Kapolri Jenderal Badrodin Haiti |
JAKARTA, KOMPAS.com - Aparat penegak hukum mulai intensif menindak hal-hal yang berhubungan dengan komunisme.
Kaus bergambar 'palu arit', buku berisi pemahaman komunis, bahkan pernyataan di media sosial yang dianggap berbahaya bagi ideologi Pancasila, ditindak oleh aparat.
Landasan hukum yang digunakan aparat adalah Ketetapan MPRS Nomor 25 Tahun 1966 tentang Pembubaran PKI, Pernyataan Sebagai Organisasi terlarang bagi PKI dan Larangan Kegiatan untuk Menyebarkan atau Membangkitkan Paham Ajaran Komunisme, Leninisme dan Marxisme serta Undang-Undang Nomor 27 Tahun 1996 tentang Perubahan Pasal 107 KUHP.
Kepala Kepolisian RI Jenderal Badrodin Haiti mengimbau masyarakat berhati-hati terhadap simbol-simbol komunisme.
Jika ingin menggelar diskusi tentang komunisme, Badrodin meminta panitia memberitahukan atau meminta izin kepada polisi setempat.
"Kalau sebatas demi kepentingan akademis ya boleh-boleh saja," ujar Badrodin, di Istana Negara, Jakarta, Selasa (10/5/2016).
Ia juga mengingatkan agar unggahan-unggahan di media sosial menerhatikan konten yang berpotensi dipersepsikan membahayakan bagi Pancasila.
"Ingat, media sosial itu kan tempat publik. Jadi setiap orang boleh mengekspresikan dirinya melalui tulisan, foto dan video. Nah, yang namanya tempat publik itu untuk diketahui orang lain. Makanya hati-hati, untuk diketahui orang lain itu sama dengan menyebarkan," ujar Badrodin.
Belum tentu dipidana
Terkait mereka yang ditindak karena dugaan memakai, menyimpan, atau menjual hal-hal berbau komunisme, Badrodin memastikan bahwa aparat mengetahui bahwa hal itu tak bisa menjadi indikator kebangkitan Partai Komunis Indonesia.
"Mereka yang sudah ditangkap dan barang-barangnya disita, kan harus disandingkan dengan keterangan ahli. Diteliti apakah hal itu merupakan tindak pidana atau enggak. Apakah itu termasuk menyebarkan paham atau enggak.

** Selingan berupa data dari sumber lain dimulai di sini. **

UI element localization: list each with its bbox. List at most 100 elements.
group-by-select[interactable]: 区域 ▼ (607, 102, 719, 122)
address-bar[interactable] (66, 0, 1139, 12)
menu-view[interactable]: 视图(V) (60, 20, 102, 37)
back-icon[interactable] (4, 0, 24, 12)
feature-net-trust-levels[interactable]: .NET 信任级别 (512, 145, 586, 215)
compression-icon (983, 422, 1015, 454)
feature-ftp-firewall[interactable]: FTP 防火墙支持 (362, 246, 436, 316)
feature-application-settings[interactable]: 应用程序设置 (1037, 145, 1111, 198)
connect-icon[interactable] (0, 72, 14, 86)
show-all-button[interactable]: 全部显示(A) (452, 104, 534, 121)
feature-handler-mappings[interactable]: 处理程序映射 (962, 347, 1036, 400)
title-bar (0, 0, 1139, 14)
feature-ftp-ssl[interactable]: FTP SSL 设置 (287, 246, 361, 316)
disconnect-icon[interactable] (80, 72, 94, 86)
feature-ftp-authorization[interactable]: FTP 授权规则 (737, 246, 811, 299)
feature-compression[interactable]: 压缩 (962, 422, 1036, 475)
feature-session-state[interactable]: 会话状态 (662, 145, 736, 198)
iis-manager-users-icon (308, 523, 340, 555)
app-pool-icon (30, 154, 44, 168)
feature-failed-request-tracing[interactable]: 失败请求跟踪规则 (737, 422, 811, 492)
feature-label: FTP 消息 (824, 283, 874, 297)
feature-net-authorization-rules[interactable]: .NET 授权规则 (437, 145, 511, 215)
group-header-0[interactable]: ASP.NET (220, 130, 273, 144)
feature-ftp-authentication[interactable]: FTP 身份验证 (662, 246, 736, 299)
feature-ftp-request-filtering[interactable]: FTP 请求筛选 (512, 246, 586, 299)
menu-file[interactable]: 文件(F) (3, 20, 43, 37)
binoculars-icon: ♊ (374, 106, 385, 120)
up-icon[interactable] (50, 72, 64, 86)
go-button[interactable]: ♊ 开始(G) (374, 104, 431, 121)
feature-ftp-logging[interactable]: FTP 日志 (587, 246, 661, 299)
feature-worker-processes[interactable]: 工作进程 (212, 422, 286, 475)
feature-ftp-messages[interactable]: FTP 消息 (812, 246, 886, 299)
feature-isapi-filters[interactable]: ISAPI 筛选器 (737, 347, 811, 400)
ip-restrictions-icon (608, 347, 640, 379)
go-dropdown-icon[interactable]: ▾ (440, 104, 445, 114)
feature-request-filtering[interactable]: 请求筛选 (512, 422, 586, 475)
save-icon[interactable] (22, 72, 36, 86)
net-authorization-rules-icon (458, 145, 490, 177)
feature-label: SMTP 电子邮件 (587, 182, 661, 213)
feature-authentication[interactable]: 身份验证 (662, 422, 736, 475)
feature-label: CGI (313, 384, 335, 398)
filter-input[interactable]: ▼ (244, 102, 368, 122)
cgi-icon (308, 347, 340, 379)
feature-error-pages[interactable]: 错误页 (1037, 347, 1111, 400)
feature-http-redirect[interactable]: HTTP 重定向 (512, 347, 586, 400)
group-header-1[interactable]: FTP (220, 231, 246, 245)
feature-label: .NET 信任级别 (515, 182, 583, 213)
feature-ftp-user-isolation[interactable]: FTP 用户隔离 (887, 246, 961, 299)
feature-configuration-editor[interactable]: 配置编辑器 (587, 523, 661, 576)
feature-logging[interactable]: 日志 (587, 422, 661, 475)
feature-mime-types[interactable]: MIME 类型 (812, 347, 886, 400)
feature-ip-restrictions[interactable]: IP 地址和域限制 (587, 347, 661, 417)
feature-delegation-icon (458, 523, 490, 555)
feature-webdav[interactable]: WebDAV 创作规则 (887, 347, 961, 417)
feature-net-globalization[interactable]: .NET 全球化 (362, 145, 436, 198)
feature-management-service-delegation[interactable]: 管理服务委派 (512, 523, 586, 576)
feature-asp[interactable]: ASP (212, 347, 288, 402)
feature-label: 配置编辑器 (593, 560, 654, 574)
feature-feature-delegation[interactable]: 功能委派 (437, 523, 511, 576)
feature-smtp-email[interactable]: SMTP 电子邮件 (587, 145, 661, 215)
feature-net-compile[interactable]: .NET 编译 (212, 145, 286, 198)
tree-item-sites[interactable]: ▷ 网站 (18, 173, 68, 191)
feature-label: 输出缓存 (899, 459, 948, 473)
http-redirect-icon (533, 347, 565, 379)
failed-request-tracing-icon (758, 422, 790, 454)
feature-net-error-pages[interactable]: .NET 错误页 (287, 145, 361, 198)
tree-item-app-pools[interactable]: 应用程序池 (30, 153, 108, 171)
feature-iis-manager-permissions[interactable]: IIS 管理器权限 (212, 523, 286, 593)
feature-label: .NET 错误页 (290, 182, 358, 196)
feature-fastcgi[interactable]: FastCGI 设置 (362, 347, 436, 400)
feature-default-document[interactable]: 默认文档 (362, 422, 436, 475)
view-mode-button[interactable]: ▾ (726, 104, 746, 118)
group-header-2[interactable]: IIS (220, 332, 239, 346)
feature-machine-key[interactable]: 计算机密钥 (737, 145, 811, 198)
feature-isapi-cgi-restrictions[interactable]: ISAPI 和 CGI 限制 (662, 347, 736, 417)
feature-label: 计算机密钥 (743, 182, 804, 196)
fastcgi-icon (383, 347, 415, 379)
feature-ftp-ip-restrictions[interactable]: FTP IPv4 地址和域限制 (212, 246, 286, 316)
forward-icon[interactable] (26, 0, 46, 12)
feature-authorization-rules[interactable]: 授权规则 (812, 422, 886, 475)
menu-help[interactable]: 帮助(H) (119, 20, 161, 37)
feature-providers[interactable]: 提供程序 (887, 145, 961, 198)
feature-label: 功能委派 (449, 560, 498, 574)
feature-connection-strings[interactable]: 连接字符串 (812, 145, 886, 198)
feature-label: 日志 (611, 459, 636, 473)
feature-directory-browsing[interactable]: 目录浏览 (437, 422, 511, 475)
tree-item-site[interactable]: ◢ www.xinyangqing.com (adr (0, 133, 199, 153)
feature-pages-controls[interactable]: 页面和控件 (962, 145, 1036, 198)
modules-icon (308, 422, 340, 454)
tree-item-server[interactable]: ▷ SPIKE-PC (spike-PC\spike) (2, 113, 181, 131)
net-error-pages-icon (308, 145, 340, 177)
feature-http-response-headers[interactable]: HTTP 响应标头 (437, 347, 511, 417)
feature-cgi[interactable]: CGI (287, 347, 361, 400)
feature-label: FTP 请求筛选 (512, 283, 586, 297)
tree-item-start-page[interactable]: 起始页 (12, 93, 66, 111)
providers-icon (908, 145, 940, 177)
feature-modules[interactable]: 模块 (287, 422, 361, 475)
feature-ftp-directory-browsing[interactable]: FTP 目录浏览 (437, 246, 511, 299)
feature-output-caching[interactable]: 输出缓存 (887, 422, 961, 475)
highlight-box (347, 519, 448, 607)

Itu bukan pendapat penyidik, tapi dari ahli," ujar Badrodin.
Ia mencontohkan, seseorang yang diamankan polisi karena mengenakan kaus bergambar 'palu arit', belum tentu langsung dijerat pidana.
Penyidik akan menelaah apakah penggunaan kaus tersebut bertujuan menghidupkan kembali ajaran komunisme atau tidak.
"Penanganan ini sama seperti penanganan tindak pidana lainnya. Sanksinya, kalau tidak terbukti, bebas. Kalau dianggap menyebarkan ajaran saja, hanya 10 tahun. Kalau dia sampai menimbulkan aksi kerusuhan, sampai 15 tahun penjara," ujar Badrodin.